Nous avons souhaité savoir si les femmes se soignent plus que les hommes mais le calcul de l’Odds Ratio (OR), ne permet pas de discriminer ces deux groupes (OR = 1,2) (fig. 3).
Sur les 154 non-consommateurs, seuls 31 ont pris contact avec le RSI après l’envoi de la lettre (fig. 4). Neuf assurés ont téléphoné car ils ne souhaitaient pas donner suite ; l’un des motifs avancé était le suivant : « Je me fais soigner régulièrement, je n’ai pas le temps… ».
Sur les 22 réponses favorables pour un rendez-vous, en tenant compte de façon individuelle de chaque emploi du temps, 10 personnes ont fini par ne pas donner suite avec comme principal motif invoqué : « Je ne suis pas disponible pour l’instant. »
Suite à leur accord après contact téléphonique, 12 invitations ont finalement été envoyées (soit 7 %) et 4 personnes ne se sont finalement pas présentées.
Nous avons suivi les dossiers des 8 personnes (5 % des non-consommateurs) qui se sont présentées à l’examen mais, malgré cette offre de prévention ciblée, directe, personnalisée, ces 5 % de non-consommateurs n’ont finalement pas changé leurs habitudes (pas de trace de remboursement de soin dentaire 6 mois plus tard).

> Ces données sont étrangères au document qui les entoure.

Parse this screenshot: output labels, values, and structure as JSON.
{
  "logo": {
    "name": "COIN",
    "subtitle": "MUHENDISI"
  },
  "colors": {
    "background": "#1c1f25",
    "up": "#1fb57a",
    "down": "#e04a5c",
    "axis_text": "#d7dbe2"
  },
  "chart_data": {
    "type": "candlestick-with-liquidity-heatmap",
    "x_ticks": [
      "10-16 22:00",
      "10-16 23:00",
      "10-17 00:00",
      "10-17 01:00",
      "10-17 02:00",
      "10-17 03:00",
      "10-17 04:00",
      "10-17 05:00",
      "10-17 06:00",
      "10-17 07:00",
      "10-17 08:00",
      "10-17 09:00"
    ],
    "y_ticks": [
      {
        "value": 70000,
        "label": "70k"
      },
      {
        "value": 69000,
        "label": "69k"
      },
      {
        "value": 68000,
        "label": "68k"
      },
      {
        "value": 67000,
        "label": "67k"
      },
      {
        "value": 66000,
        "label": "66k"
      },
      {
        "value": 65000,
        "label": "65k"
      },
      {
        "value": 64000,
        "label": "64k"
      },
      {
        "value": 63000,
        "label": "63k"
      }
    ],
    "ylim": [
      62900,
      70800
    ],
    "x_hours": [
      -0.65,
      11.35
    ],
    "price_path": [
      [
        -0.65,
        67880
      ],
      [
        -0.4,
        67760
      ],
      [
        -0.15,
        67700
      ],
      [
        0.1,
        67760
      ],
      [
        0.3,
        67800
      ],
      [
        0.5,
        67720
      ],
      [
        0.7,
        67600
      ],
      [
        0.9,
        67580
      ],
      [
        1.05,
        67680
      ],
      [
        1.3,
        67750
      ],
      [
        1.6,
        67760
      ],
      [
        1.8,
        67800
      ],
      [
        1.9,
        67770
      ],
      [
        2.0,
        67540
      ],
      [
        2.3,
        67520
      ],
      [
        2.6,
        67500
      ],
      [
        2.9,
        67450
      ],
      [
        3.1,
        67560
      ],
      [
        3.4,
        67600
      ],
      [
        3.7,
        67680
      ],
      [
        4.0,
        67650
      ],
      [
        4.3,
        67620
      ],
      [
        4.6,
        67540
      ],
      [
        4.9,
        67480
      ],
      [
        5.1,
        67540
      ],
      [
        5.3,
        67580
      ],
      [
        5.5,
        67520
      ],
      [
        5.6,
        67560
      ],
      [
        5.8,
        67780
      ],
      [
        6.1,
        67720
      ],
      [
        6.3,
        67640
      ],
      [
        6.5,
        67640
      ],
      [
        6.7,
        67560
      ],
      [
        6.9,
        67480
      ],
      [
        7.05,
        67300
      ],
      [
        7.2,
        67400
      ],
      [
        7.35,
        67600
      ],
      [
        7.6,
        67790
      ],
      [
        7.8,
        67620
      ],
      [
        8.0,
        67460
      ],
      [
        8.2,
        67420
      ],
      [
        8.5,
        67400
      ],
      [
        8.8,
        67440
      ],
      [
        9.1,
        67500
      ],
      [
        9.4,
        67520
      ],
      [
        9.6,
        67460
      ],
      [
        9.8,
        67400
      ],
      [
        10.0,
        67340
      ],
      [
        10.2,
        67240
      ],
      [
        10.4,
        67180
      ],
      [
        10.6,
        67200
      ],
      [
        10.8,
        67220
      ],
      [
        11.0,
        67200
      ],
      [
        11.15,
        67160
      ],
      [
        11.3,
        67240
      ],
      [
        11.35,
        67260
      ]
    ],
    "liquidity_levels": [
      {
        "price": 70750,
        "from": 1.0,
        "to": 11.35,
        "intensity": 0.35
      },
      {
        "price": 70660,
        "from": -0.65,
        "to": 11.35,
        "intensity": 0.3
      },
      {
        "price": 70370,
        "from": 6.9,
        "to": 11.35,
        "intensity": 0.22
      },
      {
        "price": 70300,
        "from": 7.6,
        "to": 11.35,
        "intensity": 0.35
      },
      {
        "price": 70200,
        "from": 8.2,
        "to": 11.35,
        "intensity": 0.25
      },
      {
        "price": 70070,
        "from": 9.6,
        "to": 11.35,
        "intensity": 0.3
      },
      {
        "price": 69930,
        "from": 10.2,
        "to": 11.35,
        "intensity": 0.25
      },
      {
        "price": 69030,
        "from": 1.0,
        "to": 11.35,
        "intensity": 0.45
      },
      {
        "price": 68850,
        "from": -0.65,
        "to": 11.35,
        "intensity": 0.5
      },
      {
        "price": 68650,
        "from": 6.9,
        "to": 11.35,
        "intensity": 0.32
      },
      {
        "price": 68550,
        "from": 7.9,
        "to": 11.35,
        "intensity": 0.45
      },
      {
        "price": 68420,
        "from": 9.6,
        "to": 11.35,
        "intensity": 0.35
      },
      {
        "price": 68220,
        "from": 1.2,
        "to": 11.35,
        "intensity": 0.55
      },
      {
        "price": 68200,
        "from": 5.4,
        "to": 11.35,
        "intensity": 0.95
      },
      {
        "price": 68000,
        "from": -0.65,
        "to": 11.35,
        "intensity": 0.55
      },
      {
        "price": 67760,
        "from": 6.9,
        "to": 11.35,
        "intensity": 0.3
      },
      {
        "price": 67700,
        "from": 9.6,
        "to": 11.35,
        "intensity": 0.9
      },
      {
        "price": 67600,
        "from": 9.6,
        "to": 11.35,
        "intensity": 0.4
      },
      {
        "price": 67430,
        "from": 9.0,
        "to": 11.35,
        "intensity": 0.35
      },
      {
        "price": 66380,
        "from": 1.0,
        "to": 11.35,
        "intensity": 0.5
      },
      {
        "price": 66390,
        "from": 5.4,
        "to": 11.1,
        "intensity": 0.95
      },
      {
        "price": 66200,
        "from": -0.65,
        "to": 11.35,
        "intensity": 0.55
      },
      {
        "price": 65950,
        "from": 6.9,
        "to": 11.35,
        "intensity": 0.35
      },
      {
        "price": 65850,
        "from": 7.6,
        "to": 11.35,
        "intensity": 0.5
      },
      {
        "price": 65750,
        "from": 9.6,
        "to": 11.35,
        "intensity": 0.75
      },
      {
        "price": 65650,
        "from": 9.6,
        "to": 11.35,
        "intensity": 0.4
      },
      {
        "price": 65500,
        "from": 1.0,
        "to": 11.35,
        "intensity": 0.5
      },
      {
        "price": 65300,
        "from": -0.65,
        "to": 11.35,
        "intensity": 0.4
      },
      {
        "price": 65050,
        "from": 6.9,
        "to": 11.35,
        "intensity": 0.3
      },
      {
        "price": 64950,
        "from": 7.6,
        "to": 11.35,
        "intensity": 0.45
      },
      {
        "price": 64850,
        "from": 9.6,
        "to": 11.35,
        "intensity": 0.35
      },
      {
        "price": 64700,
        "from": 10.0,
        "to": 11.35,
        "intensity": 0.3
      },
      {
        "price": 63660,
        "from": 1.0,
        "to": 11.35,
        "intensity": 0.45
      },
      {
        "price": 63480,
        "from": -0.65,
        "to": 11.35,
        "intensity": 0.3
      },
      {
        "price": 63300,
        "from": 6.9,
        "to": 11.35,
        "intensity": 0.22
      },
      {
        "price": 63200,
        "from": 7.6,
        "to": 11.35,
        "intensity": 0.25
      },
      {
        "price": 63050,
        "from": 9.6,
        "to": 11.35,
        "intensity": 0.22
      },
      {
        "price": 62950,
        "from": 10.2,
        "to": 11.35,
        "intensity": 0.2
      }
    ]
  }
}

Selon la littérature scientifique [9], dans les campagnes de prévention, les individus peuvent être classés en 4 groupes :
→ dans la première, les individus ne sont pas disposés à changer leurs habitudes (ce sont ceux qui ne se sont pas déplacés) ;
→ dans la deuxième, les individus ne sont pas prêts pour le changement mais y songent (ce sont les participants qui se sont déplacés mais qui, malgré leur compliance lors de l’examen, ne sont pas allés au bout de la démarche) ;
→ dans la troisième, les sujets sont motivés et prêts à aller consulter ;
→ dans la quatrième, les sujets sont déjà actifs et consultent régulièrement.
Les actions de prévention sont peu ou pas actives sur les groupes 1 et 2 et le faible taux de participation des 154 « non-consommateurs depuis 3 ans » est certes décevant mais sans réelle surprise.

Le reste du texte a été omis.